A main competitor, Santander, disclosed that it has reduced its mortgage lending by £10.1 billion this year, attributing this decision to elevated funding expenses.

The bank is experiencing a rise in mortgage arrears: 0.74% of its loan portfolio is now overdue by 90 days or more, which is an increase from 0.62% the previous year.

Santander reported that, on average, the mortgages it has approved this year are valued at £227,000, which represents a decrease from £237,000 during the same timeframe in 2022.

Ashley Webb of Capital Economics highlighted the sluggish housing market as a major factor contributing to the economic downturn, stating, “This is one of the key indicators leading us to believe that the economy is on the brink of, or perhaps already in, a mild recession.”

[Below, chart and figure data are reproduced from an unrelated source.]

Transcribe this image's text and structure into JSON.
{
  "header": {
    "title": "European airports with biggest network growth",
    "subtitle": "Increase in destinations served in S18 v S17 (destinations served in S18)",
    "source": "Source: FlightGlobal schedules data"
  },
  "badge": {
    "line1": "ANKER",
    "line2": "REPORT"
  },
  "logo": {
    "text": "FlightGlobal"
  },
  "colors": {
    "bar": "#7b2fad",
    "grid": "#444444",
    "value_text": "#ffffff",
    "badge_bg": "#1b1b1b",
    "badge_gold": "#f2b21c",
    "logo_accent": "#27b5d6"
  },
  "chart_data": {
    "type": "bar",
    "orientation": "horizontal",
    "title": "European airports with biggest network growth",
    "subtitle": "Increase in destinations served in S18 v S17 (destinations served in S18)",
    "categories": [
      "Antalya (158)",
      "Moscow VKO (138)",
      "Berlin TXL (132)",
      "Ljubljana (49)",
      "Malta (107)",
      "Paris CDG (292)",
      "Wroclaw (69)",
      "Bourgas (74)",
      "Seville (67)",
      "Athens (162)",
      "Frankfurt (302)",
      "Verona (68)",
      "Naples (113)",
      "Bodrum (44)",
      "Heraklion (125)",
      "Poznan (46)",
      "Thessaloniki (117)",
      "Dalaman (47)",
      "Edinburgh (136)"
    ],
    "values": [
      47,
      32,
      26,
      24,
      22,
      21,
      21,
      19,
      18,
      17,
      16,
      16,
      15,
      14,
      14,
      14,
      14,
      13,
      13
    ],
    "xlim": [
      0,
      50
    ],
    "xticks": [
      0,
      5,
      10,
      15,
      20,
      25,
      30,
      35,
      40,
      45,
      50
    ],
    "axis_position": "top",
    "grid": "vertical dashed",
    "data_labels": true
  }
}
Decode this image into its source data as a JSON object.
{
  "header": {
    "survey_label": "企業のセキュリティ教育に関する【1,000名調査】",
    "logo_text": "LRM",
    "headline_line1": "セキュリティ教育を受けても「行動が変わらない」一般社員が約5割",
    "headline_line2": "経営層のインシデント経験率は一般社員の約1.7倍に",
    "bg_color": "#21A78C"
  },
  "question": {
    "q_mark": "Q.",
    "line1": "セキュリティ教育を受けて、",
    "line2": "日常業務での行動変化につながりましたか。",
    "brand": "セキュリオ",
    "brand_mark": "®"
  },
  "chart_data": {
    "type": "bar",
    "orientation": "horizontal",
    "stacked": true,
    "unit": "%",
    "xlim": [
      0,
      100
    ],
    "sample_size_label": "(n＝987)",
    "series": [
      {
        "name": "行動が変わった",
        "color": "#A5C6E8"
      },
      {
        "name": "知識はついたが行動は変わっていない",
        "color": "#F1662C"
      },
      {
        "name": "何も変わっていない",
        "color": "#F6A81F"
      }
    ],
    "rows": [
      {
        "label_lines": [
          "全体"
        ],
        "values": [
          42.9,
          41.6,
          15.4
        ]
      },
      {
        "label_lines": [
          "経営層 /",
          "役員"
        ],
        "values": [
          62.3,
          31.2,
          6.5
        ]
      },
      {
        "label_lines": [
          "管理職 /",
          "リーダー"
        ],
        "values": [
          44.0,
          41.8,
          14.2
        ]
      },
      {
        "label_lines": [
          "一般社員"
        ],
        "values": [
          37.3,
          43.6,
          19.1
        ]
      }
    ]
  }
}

He cautioned that the deceleration in the property market would have a substantial impact on the economy, “directly affecting residential investments and consumer expenditure, and indirectly through a diminished wealth effect that would curtail consumer spending.”

Despite these challenging conditions, Lloyds maintains an optimistic outlook, projecting a 0.4% growth in GDP for this year, which is double their initial prediction of 0.2%. They anticipate this growth to quicken to 0.5% in the following year and reach 1% by 2025, revising earlier forecasts of 0.3% and 0.7% growth, respectively.

Mr. Chalmers expressed that the economy has fared better than anticipated, providing the impetus for the upgraded growth projections.